When appropriately designed and conducted, randomized controlled trials (RCTs) are considered the gold standard for evaluating most types of health care interventions. In this study design, patients are randomly allocated to either a treatment or a control group prior to receiving an intervention using an element of chance to determine the assignments, similar to tossing a coin. After randomization, patients are followed in exactly the same way and the only difference is the treatment group they were allocated to.

The RCT study design has the greatest potential for determining causation between exposure and outcome given that randomization balances both known and unknown prognostic factors (i.e., measured and unmeasured confounders) between comparison groups during the assignment of treatment. As such, the effect of the treatment on outcomes relative to the control group can be determined while other variables are kept constant and selection bias is minimized. Furthermore, randomization can facilitate blinding (also known as masking) of the identity of treatments from investigators, participants, and assessors.

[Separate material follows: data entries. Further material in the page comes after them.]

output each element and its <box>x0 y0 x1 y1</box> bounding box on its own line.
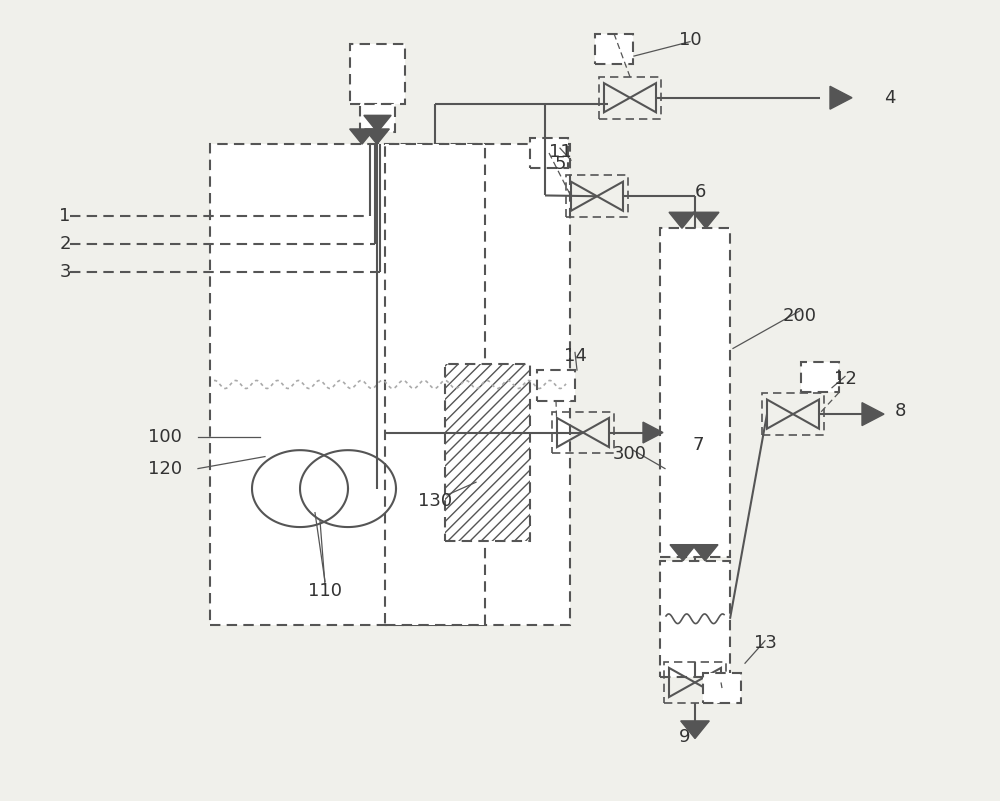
Polygon shape <box>681 721 709 739</box>
Text: 120: 120 <box>148 460 182 477</box>
Bar <box>530 138 568 168</box>
Polygon shape <box>365 129 389 144</box>
Bar <box>350 44 405 104</box>
Bar <box>537 370 575 400</box>
Text: 6: 6 <box>694 183 706 201</box>
Text: 9: 9 <box>679 728 691 746</box>
Text: 100: 100 <box>148 428 182 445</box>
Text: 4: 4 <box>884 89 896 107</box>
Bar <box>801 362 839 392</box>
Text: 8: 8 <box>894 402 906 420</box>
Bar <box>703 673 741 703</box>
Polygon shape <box>692 545 718 561</box>
Text: 13: 13 <box>754 634 776 652</box>
Polygon shape <box>643 422 663 443</box>
Polygon shape <box>693 212 719 228</box>
Bar <box>664 662 726 703</box>
Bar <box>566 175 628 217</box>
Text: 11: 11 <box>549 143 571 161</box>
Text: 3: 3 <box>59 264 71 281</box>
Text: 10: 10 <box>679 31 701 49</box>
Text: 1: 1 <box>59 207 71 225</box>
Bar <box>445 364 530 541</box>
Polygon shape <box>862 403 884 425</box>
Text: 5: 5 <box>554 155 566 173</box>
Bar <box>552 412 614 453</box>
Polygon shape <box>670 545 696 561</box>
Bar <box>595 34 633 64</box>
Polygon shape <box>669 212 695 228</box>
Polygon shape <box>350 129 374 144</box>
Bar <box>660 561 730 677</box>
Bar <box>360 104 395 132</box>
Bar <box>210 144 570 625</box>
Text: 12: 12 <box>834 370 856 388</box>
Text: 300: 300 <box>613 445 647 463</box>
Polygon shape <box>830 87 852 109</box>
Text: 7: 7 <box>692 436 704 453</box>
Text: 200: 200 <box>783 308 817 325</box>
Bar <box>385 144 485 625</box>
Bar <box>762 393 824 435</box>
Text: 2: 2 <box>59 235 71 253</box>
Text: 130: 130 <box>418 492 452 509</box>
Text: 110: 110 <box>308 582 342 600</box>
Text: 14: 14 <box>564 348 586 365</box>
Bar <box>660 228 730 557</box>
Polygon shape <box>364 115 391 132</box>
Bar <box>599 77 661 119</box>
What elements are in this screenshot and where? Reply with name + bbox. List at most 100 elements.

RCTs can be used to compare nearly all types of interventions used in surgical patients. This includes surgical procedures, medications used before or after surgery, screening programs, or diagnostic modalities, to name a few. But while RCTs help us determine the presence and strength of a causal relationship between different surgical interventions and a given outcome, they also have several weaknesses. First, they are very expensive to complete and it can take many years to obtain results when large sample sizes are needed. Second, the results may not be generalizable to patients in everyday practice due to narrow enrollment criteria. Third, many surgical interventions are simply not amenable to randomization. Finally, RCTs can still yield biased results if the study is not well designed or executed properly and lacks methodological rigor.

To assess whether RCT findings are valid, surgeons need complete and transparent information on the methodology and results. This need for adequate RCT reporting fueled the development of the original Consolidated Standards of Reporting Trials (CONSORT) statement in 1996 and its subsequent revision in 2010. , The most recent CONSORT statement includes a 25-item checklist and flow diagram, which provides guidance for reporting all types of RCTs but focuses on the most common two parallel group design type. This checklist provides an easy way for surgeons to evaluate the quality of evidence derived from these types of studies.

Cross-Sectional Study

A cross-sectional study involves looking at research subjects who differ on one key characteristic at a specific point in time. Exposure and outcome data are collected at the same time point among subjects who are similar in most other characteristics but different in a key factor of interest. For example, this could involve patients undergoing a specific type of surgery who come from different age groups, income levels, or geographic locations.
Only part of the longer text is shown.